Nous sommes surpris par la variété des formes d’ailes, d’antennes (les papillons de nuit étaient autrefois appelés hétérocères ce qui signifie “antennes de formes différentes”) et de couleurs : la Citronnelle rouillée toute de jaune vêtue, la pyrale du buis toute jolie en noir et blanc, la noctuelle du coudrier beaucoup plus sobre en brun, le Crambus des chaumes avec son nez pointu, L’Hameçon avec sa coloration ocre orangée sans compter la zeuzère du poirier qui a des airs de petit poisson volant argenté.

Zeuzère du poirier

La pluie menace…nous relâchons les papillons et sommes obligés de plier bagage et de battre en retraite mais nous avons tout de même pu identifier plus de 19 espèces différentes de papillons de nuit !

Sortie orchidées le samedi 1er juin 2024

Samedi 1er juin à 9h30, 13 personnes se sont retrouvées sur le parking du centre de Champfromier (Ain).

Le temps était gris et incertain mais 2-3 rayons de soleil sont apparus l’après-midi.
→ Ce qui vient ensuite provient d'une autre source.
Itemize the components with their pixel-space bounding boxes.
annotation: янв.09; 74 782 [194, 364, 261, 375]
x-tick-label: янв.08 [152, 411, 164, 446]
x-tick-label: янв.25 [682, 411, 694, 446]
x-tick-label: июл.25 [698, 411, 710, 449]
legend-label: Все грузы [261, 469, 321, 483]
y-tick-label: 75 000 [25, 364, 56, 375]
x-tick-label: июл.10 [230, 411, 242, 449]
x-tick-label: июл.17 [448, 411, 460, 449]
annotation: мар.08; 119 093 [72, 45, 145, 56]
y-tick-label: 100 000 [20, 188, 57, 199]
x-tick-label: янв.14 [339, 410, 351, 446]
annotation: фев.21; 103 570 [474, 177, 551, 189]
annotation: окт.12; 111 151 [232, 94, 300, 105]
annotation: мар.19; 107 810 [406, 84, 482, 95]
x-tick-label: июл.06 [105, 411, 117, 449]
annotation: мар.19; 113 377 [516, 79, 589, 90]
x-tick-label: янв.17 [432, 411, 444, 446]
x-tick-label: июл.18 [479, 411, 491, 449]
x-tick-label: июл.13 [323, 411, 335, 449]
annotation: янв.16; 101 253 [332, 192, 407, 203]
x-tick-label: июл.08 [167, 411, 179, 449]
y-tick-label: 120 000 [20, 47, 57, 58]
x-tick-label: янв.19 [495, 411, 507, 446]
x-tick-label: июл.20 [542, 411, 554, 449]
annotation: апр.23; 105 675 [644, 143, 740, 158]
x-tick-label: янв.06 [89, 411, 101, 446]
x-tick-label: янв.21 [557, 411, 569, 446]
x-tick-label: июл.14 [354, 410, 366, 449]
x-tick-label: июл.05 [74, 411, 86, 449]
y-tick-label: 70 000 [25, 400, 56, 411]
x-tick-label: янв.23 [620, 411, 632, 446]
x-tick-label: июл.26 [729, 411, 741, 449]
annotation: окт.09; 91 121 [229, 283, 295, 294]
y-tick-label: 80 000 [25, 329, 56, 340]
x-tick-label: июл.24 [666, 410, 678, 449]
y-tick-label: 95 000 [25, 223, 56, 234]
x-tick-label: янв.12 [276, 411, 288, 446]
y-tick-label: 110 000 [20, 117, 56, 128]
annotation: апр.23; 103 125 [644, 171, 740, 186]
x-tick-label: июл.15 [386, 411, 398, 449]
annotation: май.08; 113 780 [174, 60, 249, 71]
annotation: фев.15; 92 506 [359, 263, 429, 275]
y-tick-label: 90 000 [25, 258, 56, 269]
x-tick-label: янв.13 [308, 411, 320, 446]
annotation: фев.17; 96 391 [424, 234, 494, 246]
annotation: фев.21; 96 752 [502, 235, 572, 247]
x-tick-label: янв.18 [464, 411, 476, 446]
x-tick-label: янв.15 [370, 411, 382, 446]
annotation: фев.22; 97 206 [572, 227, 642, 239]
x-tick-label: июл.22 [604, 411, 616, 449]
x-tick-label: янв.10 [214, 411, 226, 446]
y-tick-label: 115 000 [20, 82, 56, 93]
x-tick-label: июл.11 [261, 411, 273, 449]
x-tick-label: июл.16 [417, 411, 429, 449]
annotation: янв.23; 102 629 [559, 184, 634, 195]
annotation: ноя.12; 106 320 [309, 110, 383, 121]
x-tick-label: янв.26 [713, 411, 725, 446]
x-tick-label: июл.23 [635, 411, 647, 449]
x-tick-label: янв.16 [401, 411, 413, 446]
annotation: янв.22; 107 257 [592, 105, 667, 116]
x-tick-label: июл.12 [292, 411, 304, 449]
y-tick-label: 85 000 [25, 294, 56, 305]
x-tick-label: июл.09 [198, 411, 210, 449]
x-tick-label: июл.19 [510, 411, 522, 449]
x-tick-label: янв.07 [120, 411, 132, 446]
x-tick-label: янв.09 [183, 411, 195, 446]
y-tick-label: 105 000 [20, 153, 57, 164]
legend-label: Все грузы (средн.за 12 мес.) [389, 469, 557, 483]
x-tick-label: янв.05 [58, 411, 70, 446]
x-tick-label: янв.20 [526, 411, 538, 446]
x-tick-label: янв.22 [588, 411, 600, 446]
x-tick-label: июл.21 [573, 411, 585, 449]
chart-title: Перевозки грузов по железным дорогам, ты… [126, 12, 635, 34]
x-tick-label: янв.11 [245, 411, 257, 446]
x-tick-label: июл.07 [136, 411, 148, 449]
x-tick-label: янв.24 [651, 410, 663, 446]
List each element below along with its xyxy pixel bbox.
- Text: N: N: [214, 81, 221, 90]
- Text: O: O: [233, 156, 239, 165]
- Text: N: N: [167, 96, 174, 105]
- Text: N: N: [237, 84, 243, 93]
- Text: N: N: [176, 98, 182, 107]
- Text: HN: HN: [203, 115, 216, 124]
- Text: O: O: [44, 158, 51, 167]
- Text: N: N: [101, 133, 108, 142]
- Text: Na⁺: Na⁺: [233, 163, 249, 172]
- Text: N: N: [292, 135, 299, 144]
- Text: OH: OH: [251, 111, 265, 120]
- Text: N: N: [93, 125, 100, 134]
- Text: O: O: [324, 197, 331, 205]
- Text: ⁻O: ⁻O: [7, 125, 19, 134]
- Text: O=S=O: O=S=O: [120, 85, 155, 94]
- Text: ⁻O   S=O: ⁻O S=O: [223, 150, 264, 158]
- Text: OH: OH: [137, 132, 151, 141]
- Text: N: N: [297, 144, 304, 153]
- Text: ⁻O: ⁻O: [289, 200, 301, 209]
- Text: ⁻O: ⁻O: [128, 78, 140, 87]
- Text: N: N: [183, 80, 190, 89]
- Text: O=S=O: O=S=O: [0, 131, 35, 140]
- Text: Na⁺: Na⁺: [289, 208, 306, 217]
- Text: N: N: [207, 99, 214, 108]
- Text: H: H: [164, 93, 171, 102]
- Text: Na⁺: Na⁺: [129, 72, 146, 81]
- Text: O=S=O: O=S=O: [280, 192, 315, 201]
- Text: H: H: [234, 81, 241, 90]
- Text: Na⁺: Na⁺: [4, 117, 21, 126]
La sortie avait pour thème les orchidées et était animée par Stéphane Gardien, naturaliste local bien connu.

Il nous a dévoilé le déroulé de la journée avec la visite de 3 secteurs différents aux alentours immédiats de Champfromier.

Cette année humide et pluvieuse favorise la prolifération et l’éclosion des orchidées. Nous en avons dénombré 16 espèces.

Ce secteur, de par sa formation calcaire, est l’un des endroits (sinon l’endroit) du département où il y en a le plus dans un périmètre restreint.

Stéphane nous a montré comment déterminer les différentes espèces en observant (à la loupe si besoin) leur feuillage et leurs inflorescences.

orchis pyramidale

Il aussi attiré notre attention sur plusieurs sortes de papillons ainsi que sur les chants d’oiseaux. Le pouillot de Bonelli nous a accompagné encore tout au long de cette sortie.

Le midi, nous avons effectué une pause pique-nique bienvenue. Ce fut très convivial et riche en échanges. La journée découverte s’est achevée vers 15h.

Le groupe était à l’écoute, curieux de savoir et de découverte, posant de nombreuses questions. Chacun a amené ses connaissances dans un domaine ou l’autre.

Stéphane Gardien a captivé son auditoire. Ses connaissances très larges du milieu naturel lui ont permis, en plus des orchidées, de parler des autres plantes, des papillons, des araignées rencontrés, ainsi que l’identification des chants d’oiseaux. Stéphane a été simple d’accès avec des explications claires et très imagées. Son humour a déteint sur le groupe et fait passer une agréable journée.

Liste des orchidées vues lors de la sortie :

Grande listère – ophrys mouche – platanthère à 2 feuilles – orchis tachetée – orchis moustique – orchis militaire – orchis pyramidale – orchis mâle – homme pendu – orchis singe – néottie nid d’oiseau – orchis bouc – céphalanthère à longues feuilles – épipactis rouge – ophrys abeille – céphalanthère damasium.